Le diagnostic pourrait assez prochainement se faire à partir de techniques moins invasives en s’appuyant sur des biomarqueurs sanguins qui se développent même au début de la maladie.
– Le nombre de cas va-t-il continuer d’augmenter ?
"L’incidence de la maladie d’Alzheimer est aujourd’hui moins élevée qu’attendu", affirme Claire Paquet. L’examen post-mortem des cerveaux entre 1980 et 2010 montre que ceux des personnes atteintes d’Alzheimer sont, à cette dernière date, "moins lésés" et que la sévérité des atteintes est moins importante, précise la spécialiste. Une évolution qui serait due essentiellement à une amélioration de l’état de santé général de la population.
– Pourra-t-on un jour traiter la maladie d'Alzheimer ?
Les quatre traitements proposés en France aux patients Alzheimer ont été déremboursés en 2018. "Cette décision a été prise parce qu’ils ne marchaient pas … mais je les prescris encore !", annonce Claire Paquet. Selon elle, si ces produits n’agissent pas sur la mémoire, ils peuvent avoir des effets positifs sur l’attention, la vigilance ou les troubles du comportement.

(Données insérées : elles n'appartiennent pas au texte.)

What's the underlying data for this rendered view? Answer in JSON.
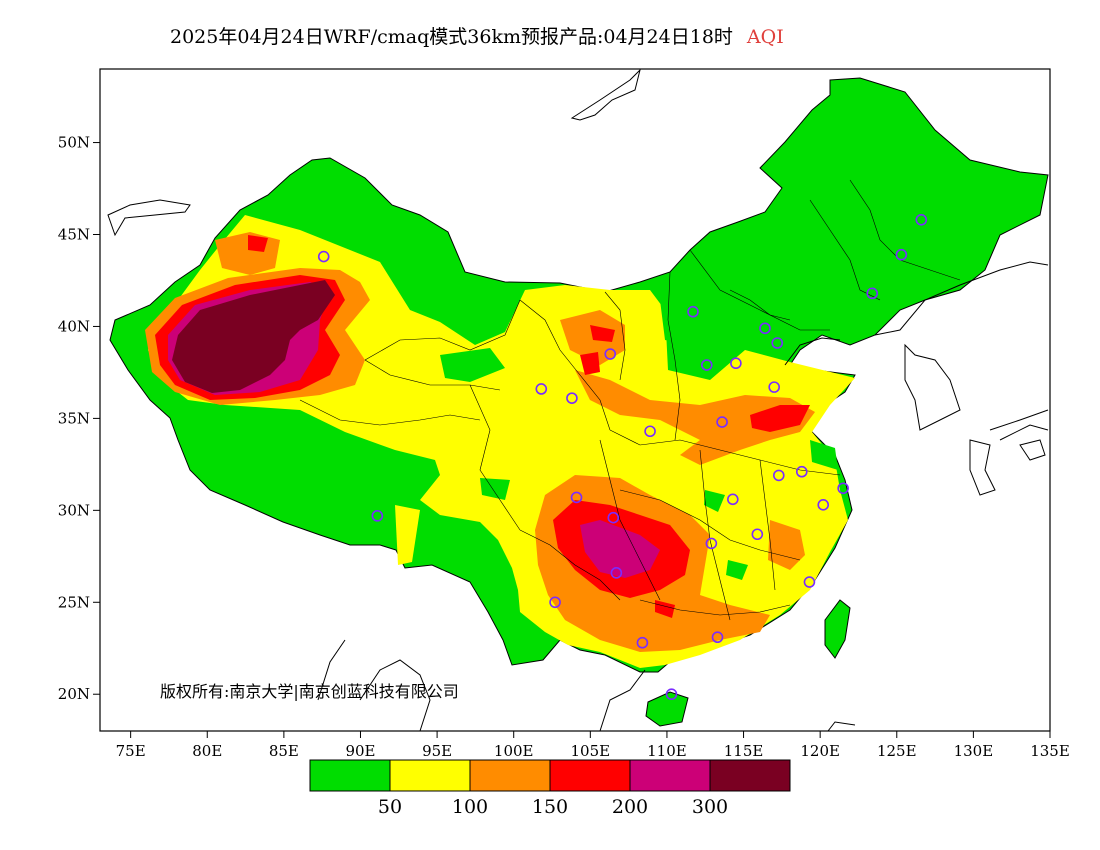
{
  "title": {
    "main": "2025年04月24日WRF/cmaq模式36km预报产品:04月24日18时",
    "variable": "AQI"
  },
  "copyright": "版权所有:南京大学|南京创蓝科技有限公司",
  "map": {
    "lon_ticks": [
      "75E",
      "80E",
      "85E",
      "90E",
      "95E",
      "100E",
      "105E",
      "110E",
      "115E",
      "120E",
      "125E",
      "130E",
      "135E"
    ],
    "lat_ticks": [
      "50N",
      "45N",
      "40N",
      "35N",
      "30N",
      "25N",
      "20N"
    ],
    "lon_range": [
      73,
      135
    ],
    "lat_range": [
      18,
      54
    ]
  },
  "legend": {
    "colors": [
      "#00dd00",
      "#ffff00",
      "#ff8c00",
      "#ff0000",
      "#cc0077",
      "#7a0022"
    ],
    "labels": [
      "50",
      "100",
      "150",
      "200",
      "300"
    ]
  },
  "stations": [
    {
      "lon": 87.6,
      "lat": 43.8
    },
    {
      "lon": 91.1,
      "lat": 29.7
    },
    {
      "lon": 101.8,
      "lat": 36.6
    },
    {
      "lon": 103.8,
      "lat": 36.1
    },
    {
      "lon": 106.3,
      "lat": 38.5
    },
    {
      "lon": 108.9,
      "lat": 34.3
    },
    {
      "lon": 104.1,
      "lat": 30.7
    },
    {
      "lon": 106.5,
      "lat": 29.6
    },
    {
      "lon": 106.7,
      "lat": 26.6
    },
    {
      "lon": 102.7,
      "lat": 25.0
    },
    {
      "lon": 108.4,
      "lat": 22.8
    },
    {
      "lon": 113.3,
      "lat": 23.1
    },
    {
      "lon": 110.3,
      "lat": 20.0
    },
    {
      "lon": 112.9,
      "lat": 28.2
    },
    {
      "lon": 114.3,
      "lat": 30.6
    },
    {
      "lon": 115.9,
      "lat": 28.7
    },
    {
      "lon": 117.3,
      "lat": 31.9
    },
    {
      "lon": 118.8,
      "lat": 32.1
    },
    {
      "lon": 120.2,
      "lat": 30.3
    },
    {
      "lon": 121.5,
      "lat": 31.2
    },
    {
      "lon": 119.3,
      "lat": 26.1
    },
    {
      "lon": 113.6,
      "lat": 34.8
    },
    {
      "lon": 117.0,
      "lat": 36.7
    },
    {
      "lon": 114.5,
      "lat": 38.0
    },
    {
      "lon": 112.6,
      "lat": 37.9
    },
    {
      "lon": 111.7,
      "lat": 40.8
    },
    {
      "lon": 116.4,
      "lat": 39.9
    },
    {
      "lon": 117.2,
      "lat": 39.1
    },
    {
      "lon": 123.4,
      "lat": 41.8
    },
    {
      "lon": 125.3,
      "lat": 43.9
    },
    {
      "lon": 126.6,
      "lat": 45.8
    }
  ]
}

De nouveaux traitements réduisent de 30% l'évolution de la maladie d'Alzheimer
Actuellement, de nouveaux traitements sont en phase 3 (essais sur des patients en milieu hospitalier) et permettraient, selon Claire Paquet qui les juge comme "le premier pas thérapeutique que l’on attendait", de ralentir de 30% l’évolution de la maladie. Un de ces traitements est déjà autorisé et remboursé aux Etats-Unis, l’autre est en attente d’une autorisation européenne de mise sur le marché.
Ces produits agissent contre la protéine bêta-amyloïde et sont destinés aux patients symptomatiques de niveau débutant. Pour l’avenir, la recherche porte sur des thérapies géniques permettant d’empêcher la production de cette protéine.
– Pourquoi la France a perdu son avance sur la maladie d’Alzheimer ?
"La France a perdu l’avance qu’elle avait durant les plans Alzheimer entre 2008-2012", affirme Claire Paquet. Elle explique que ces trois plans, deux initiés sous la présidence de Jacques Chirac, le troisième sous celle de Nicolas Sarkozy, ont été ensuite transformés en un plan concernant l’ensemble des maladies neurodégénératives, "une bonne idée pour une meilleure force de frappe scientifique et politique, mais Alzheimer s’est retrouvée noyée dans ce plan qui, par ailleurs s’est transformé en une simple stratégie sans financement".